Rezydenci, czyli lekarze w trakcie specjalizacji, mają dość bezowocnych rozmów z kierownictwem resortu zdrowia. Od dawna apelują o podwyżkę wynagrodzeń, pierwszą od ośmiu lat. Uważają, że obecna pensja rezydenta, wynosząca od 2100 do 2500 zł na rękę, powinna wzrosnąć co najmniej dwukrotnie.
– Nie jesteśmy praktykantami, ale lekarzami z prawem do wykonywania zawodu, ludźmi przed 40., którzy mają rodziny, dzieci, chcieliby wziąć kredyt na mieszkanie. Żeby żyć na godziwym poziomie, wielu z nas pracuje ponad 300 godzin w miesiącu, narażając zdrowie – mówi Damian Patecki, przewodniczący Porozumienia Rezydentów Okręgowego Związku Zawodowego Lekarzy. I dodaje, że sytuacja polskich rezydentów jest najgorsza w Europie, bo nawet w Wielkiej Brytanii, gdzie zarobki junior doctors również są niewysokie, szpitale płacą im za kursy i szkolenia. – 15 tys. polskich rezydentów za szkolenia płaci samodzielnie, często lwią część pensji – mówi Patecki, który jest na trzecim roku specjalizacji z anestezjologii w Szpitalu im. Mikołaja Kopernika w Łodzi.
– Dwudniowy kurs zaawansowanej pierwszej pomocy, który pozwala mi lepiej sobie radzić w sytuacjach krytycznych, razem z przejazdem i noclegiem kosztował mnie ponad 1,5 tys. zł, czyli lwią część pensji. Chciałbym przećwiczyć na fantomach reanimację noworodków i niemowląt, ale musiałbym na to wydać kolejnych kilka tysięcy złotych – mówi szef rezydentów OZZL.
Nie stać go, choć żyje wyjątkowo oszczędnie – po Łodzi jeździ rowerem, nie wypoczywa za granicą. Dzięki temu może sobie też pozwolić na nieprzekraczanie 250 godzin pracy w miesiącu. Robi to, jak mówi, żeby nie narażać pacjentów.

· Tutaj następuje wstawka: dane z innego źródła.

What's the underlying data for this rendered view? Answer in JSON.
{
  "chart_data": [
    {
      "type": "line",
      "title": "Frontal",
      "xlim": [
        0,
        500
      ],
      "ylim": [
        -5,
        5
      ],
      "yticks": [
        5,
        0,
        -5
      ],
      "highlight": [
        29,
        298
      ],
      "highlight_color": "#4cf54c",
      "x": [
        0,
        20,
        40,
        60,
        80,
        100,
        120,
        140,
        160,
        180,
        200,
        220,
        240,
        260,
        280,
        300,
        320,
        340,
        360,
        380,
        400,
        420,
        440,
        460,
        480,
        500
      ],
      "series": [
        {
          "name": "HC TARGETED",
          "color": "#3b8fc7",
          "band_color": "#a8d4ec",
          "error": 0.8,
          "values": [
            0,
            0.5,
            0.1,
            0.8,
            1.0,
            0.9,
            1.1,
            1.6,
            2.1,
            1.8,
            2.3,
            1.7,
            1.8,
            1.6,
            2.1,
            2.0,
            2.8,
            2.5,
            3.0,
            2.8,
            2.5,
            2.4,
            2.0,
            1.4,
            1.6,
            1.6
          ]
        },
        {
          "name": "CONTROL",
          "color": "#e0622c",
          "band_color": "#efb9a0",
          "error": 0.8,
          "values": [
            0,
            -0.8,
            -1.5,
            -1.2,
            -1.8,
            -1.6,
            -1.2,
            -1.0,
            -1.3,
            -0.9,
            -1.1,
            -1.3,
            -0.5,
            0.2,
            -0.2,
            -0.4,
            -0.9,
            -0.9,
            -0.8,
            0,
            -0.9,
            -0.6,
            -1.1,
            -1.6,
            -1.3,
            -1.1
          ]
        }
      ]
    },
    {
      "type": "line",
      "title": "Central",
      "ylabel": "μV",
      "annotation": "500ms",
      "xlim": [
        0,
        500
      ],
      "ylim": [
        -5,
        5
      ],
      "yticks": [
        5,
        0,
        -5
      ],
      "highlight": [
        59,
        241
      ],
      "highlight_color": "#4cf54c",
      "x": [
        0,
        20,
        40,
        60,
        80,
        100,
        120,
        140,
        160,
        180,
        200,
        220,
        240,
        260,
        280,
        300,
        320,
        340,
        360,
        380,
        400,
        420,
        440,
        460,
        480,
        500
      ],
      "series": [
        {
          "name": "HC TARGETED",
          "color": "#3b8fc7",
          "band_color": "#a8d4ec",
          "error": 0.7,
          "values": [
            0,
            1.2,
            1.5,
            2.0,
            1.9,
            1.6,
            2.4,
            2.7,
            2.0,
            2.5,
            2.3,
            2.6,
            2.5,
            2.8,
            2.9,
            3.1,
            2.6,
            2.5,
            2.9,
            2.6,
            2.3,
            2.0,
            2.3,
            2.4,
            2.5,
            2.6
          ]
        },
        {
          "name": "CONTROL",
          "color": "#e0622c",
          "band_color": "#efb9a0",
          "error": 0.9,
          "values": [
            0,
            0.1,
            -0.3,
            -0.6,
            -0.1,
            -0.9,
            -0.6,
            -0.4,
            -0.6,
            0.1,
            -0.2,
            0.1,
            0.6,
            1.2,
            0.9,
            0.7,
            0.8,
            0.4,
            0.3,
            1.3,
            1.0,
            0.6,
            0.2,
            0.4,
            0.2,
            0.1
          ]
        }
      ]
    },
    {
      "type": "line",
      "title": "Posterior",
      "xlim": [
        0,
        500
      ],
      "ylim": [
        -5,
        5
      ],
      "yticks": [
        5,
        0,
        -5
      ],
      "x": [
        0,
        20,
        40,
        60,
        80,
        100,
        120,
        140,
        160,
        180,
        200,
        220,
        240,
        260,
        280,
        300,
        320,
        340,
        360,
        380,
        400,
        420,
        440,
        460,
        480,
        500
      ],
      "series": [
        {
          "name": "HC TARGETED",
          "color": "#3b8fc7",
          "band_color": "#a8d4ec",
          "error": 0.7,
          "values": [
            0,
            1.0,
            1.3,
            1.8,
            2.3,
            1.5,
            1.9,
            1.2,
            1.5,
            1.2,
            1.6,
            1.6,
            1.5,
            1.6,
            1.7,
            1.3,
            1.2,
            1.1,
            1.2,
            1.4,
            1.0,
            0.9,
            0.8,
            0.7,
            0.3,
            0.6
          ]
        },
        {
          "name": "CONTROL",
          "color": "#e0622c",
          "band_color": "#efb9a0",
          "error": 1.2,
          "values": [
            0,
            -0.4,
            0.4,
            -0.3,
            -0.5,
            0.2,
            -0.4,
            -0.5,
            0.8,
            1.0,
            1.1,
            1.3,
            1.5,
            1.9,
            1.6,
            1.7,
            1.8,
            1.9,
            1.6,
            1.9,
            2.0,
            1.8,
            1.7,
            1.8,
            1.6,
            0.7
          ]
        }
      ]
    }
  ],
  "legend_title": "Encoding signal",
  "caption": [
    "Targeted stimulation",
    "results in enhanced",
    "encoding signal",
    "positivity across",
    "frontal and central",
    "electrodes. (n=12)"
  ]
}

O podwyżkach rezydenci rozmawiają z rządzącymi od zeszłego roku. Interwencję w ich sprawie obiecał jeszcze ostatni minister zdrowia w rządzie PO Marian Zembala, ale na obietnicach się skończyło. Nadzieją powiało, kiedy ministrem zdrowia został Konstanty Radziwiłł. Dziesięć lat temu, za czasów swoich rządów w Naczelnej Izbie Lekarskiej, poparł on starania rezydentów o podwyżki.